Vu la requête inscrite sous le numéro 15719 du rôle et déposée au greffe du tribunal administratif le 12 décembre 2002 par Maître Edmond DAUPHIN, avocat à la Cour, inscrit au tableau de l’Ordre des avocats à Luxembourg, au nom des époux …, né le … et …, née le …, agissant en leur nom personnel ainsi qu’en nom et pour compte de leur fils … …, né le …, tous de nationalité yougoslave, demeurant actuellement ensemble à L-…, tendant à l’annulation d’une décision conjointe prise par le ministre de la Justice et le ministre du Travail et de l’Emploi le 29 mai 2002, portant refus d’une autorisation de séjour dans leur chef ;

Vu le mémoire en réponse du délégué du Gouvernement déposé au greffe du tribunal administratif le 25 février 2003 ;

Vu le mémoire en réplique déposé au greffe du tribunal administratif le 25 mars 2003 par Maître Edmond DAUPHIN au nom des demandeurs ;

Vu les pièces versées en cause et notamment la décision critiquée ;

Ouï le juge-rapporteur en son rapport, ainsi que Maître Mourad SEBKI, en remplacement de Maître Edmond DAUPHIN, et Madame le délégué du Gouvernement Claudine KONSBRUCK en leurs plaidoiries respectives à l’audience publique du 12 mai 2003.

En date du 25 juin 2001, les époux … et …, agissant tant en leur nom personnel qu’en nom de leur fils … …, introduisirent une demande de régularisation dans le cadre de la campagne dite de « régularisation » des étrangers en situation irrégulière sur le territoire s’étant étendue du 15 mai au 13 juillet 2001. Ils se sont vus adresser par courrier datant du 29 mai 2002, leur notifié le 9 juillet 2002, une décision signée par le ministre de la Justice d’une part et le ministre du Travail et de l’Emploi d’autre part par laquelle l’autorisation de séjour leur a été refusée au motif que « selon l’article 2 de la loi modifiée du 28 mars 1972 concernant 1) l’entrée et le séjour des étrangers ; 2) le contrôle médical des étrangers ; 3) l’emploi de la main-d’œuvre étrangère, la délivrance d’une autorisation de séjour est subordonnée à la possession de moyens d’existence personnels suffisants légalement acquis permettant à l’étranger de supporter ses frais de séjour au Luxembourg, indépendamment de l’aide matérielle ou des secours financiers que de tierces personnes pourraient s’engager à lui faire parvenir.

Comme vous ne remplissez pas cette condition, une autorisation de séjour ne saurait vous être délivrée. Par ailleurs, le dossier tel qu’il a été soumis au service commun ne permet pas au Gouvernement de vous accorder la faveur d’une autorisation de séjour.» Par la même décision, ils furent invités à quitter le Luxembourg dans un délai d’un mois.

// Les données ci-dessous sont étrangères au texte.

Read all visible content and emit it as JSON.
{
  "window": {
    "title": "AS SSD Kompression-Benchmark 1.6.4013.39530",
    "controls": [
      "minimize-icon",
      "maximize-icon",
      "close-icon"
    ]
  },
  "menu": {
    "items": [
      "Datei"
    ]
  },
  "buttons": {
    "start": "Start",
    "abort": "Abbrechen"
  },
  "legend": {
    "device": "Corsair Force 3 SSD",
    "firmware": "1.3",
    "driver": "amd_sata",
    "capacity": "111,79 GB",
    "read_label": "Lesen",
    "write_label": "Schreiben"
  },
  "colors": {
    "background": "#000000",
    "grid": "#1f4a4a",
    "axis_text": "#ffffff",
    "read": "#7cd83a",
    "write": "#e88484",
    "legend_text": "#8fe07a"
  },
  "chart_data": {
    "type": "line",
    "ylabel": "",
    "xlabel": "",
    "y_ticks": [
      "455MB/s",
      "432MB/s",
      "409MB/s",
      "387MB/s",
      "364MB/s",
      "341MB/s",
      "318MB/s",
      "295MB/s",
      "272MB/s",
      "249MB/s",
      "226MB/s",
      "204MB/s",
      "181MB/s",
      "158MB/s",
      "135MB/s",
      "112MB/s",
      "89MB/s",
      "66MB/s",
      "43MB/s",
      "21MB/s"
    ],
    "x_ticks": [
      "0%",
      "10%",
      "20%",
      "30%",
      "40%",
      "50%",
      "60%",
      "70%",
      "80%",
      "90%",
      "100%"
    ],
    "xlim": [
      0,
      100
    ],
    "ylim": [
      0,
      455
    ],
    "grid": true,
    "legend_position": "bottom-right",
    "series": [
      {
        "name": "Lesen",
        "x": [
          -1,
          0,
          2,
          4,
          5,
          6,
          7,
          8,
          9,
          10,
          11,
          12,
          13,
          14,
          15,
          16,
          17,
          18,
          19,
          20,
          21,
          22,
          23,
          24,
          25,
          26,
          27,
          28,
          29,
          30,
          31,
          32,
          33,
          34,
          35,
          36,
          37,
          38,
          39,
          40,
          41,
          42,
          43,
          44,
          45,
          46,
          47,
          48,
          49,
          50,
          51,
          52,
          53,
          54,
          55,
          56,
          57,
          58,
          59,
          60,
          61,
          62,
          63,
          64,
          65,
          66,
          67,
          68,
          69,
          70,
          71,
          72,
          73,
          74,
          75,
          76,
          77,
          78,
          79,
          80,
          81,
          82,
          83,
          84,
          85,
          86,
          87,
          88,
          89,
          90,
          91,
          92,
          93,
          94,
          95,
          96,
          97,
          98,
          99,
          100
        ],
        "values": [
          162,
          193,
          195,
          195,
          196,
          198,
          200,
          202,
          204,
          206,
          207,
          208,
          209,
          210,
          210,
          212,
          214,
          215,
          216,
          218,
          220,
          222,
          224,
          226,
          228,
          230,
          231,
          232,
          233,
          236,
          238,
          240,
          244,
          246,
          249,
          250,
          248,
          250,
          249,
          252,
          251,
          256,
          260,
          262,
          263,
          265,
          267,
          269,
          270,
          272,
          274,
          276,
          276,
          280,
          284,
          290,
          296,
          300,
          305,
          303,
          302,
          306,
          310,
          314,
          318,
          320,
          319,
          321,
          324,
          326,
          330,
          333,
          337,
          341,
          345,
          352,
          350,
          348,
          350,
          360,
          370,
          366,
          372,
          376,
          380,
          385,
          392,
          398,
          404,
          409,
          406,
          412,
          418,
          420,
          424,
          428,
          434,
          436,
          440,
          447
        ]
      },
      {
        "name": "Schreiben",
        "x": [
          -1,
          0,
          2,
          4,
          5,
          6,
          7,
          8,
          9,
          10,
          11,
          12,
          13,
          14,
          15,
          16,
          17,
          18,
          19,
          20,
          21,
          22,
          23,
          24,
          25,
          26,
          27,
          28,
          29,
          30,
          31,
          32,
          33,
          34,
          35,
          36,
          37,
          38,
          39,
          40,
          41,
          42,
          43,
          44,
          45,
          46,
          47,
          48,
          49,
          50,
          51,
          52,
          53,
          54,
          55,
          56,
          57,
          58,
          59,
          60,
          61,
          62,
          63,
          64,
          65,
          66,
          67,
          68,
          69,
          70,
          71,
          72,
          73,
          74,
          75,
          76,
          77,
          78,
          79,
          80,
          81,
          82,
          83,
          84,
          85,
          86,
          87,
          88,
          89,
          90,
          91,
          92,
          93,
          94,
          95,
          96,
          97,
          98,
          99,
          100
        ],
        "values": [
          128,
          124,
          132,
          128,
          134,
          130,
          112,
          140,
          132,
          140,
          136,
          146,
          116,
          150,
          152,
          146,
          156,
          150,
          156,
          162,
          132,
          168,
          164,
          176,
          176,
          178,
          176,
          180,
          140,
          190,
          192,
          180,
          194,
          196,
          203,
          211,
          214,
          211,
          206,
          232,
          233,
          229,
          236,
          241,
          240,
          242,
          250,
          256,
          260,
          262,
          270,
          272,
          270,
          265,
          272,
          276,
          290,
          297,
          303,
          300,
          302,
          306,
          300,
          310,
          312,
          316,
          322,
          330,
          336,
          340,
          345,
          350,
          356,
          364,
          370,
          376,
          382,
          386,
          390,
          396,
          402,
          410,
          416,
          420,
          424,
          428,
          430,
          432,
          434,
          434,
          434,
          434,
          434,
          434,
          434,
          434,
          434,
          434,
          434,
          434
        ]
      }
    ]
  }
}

Le recours gracieux introduit par les consorts … par courrier de leur mandataire datant du 9 octobre 2002 s’étant soldé par une décision confirmative émanant des deux ministres signataires de la décision initiale prise en date du 7 novembre 2002, les consorts … ont fait introduire un recours en annulation à l’encontre de la décision prévisée du 25 mai 2002 par requête déposée le 12 décembre 2002.

Dans la mesure où ni la loi prévisée du 28 mars 1972, ni aucune autre disposition légale, n’instaure un recours au fond en matière de refus d’autorisation de séjour, le recours en annulation est recevable pour avoir été introduit dans les formes et délai de la loi.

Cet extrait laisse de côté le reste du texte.